If you had a friend visiting you, what are some of the local spots you’d want to take them around to?
Ahh man, people! I sure miss them! My boyfriend, who usually lives in New York, has been here in Dallas during quarantine and I’ve been so bummed that we can’t see a show at the Granada, a tasting at Celestial Brewing, trivia at Deep Ellum Brewing, brunch at Old Monk, or the rooftop pool at the Canvas Hotel. We’ve been enjoying lots of take out – Company Cafe, Halcyon, and HG Sply Co. have become part of a steady rotation – and we love coffee from The Merchant (and the excellent dogs we often see hanging out with their owners on their patio). I’ve also been enjoying the work of local artists and theaters that have temporarily moved their events online, especially now that we are celebrating the holidays away from home! One of my favorite holiday traditions is attending the Celebration of Lights at SMU, where I went to college. Watching the livestream this year was such a comfort! I’m looking forward to strolling around on campus now that the lights are up, and I hope to head to the Arboretum for their 12 Days of Christmas exhibit. I’m a sucker for some animatronics!
Who else deserves some credit and recognition?

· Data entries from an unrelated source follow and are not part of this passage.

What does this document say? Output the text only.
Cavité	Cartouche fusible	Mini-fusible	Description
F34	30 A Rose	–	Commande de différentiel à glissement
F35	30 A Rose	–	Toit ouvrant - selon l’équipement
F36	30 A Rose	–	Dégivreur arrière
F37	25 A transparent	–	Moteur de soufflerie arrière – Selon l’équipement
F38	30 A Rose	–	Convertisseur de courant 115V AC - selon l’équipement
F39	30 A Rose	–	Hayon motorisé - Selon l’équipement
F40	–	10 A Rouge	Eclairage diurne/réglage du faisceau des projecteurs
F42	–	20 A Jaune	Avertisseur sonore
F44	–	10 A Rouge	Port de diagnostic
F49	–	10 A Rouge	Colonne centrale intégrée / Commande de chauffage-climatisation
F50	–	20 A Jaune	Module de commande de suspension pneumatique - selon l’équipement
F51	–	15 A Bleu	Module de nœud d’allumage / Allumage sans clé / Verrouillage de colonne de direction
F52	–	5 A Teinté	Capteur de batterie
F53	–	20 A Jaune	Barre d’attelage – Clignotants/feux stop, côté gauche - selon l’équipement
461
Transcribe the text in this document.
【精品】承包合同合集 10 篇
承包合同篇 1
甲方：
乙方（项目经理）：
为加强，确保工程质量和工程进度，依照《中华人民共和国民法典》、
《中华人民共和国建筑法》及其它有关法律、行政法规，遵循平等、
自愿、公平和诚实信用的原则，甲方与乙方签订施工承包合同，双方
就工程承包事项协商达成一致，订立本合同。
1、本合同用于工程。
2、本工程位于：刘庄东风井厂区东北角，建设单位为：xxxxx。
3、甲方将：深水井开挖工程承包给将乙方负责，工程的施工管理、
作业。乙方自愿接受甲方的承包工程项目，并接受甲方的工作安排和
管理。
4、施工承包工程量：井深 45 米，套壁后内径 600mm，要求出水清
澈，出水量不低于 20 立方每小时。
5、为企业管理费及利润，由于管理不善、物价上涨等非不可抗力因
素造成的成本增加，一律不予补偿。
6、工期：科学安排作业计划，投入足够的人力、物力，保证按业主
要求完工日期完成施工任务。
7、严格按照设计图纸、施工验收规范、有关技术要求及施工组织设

I’m so grateful to those in Dallas who have taught me, hired me, advocated for me, or brought me coffee on a deadline. Every writer I’ve worked with, everyone who is unafraid to ask “what’s a dramaturg”… It’s a long, lovely list. It’s been an honor to grow a career and broaden my field in a city as artistically adventurous as Dallas. I’m also grateful for those in the industry working to make it more accessible, inclusive, and exciting on a national scale: the writers of “We See You White American Theatre,” the folks at the Literary Managers and Dramaturgs of the Americas and the National New Play Network, and so many others. I also can’t go without thanking my Producer in Residence cohort at the National New Play Network, and my classmates from my BFA program in college. We’ve Zoomed every weekend since the quarantine started. It’s such a relief to have folks who just inherently believe in you and are rooting for your success, especially in such a difficult time.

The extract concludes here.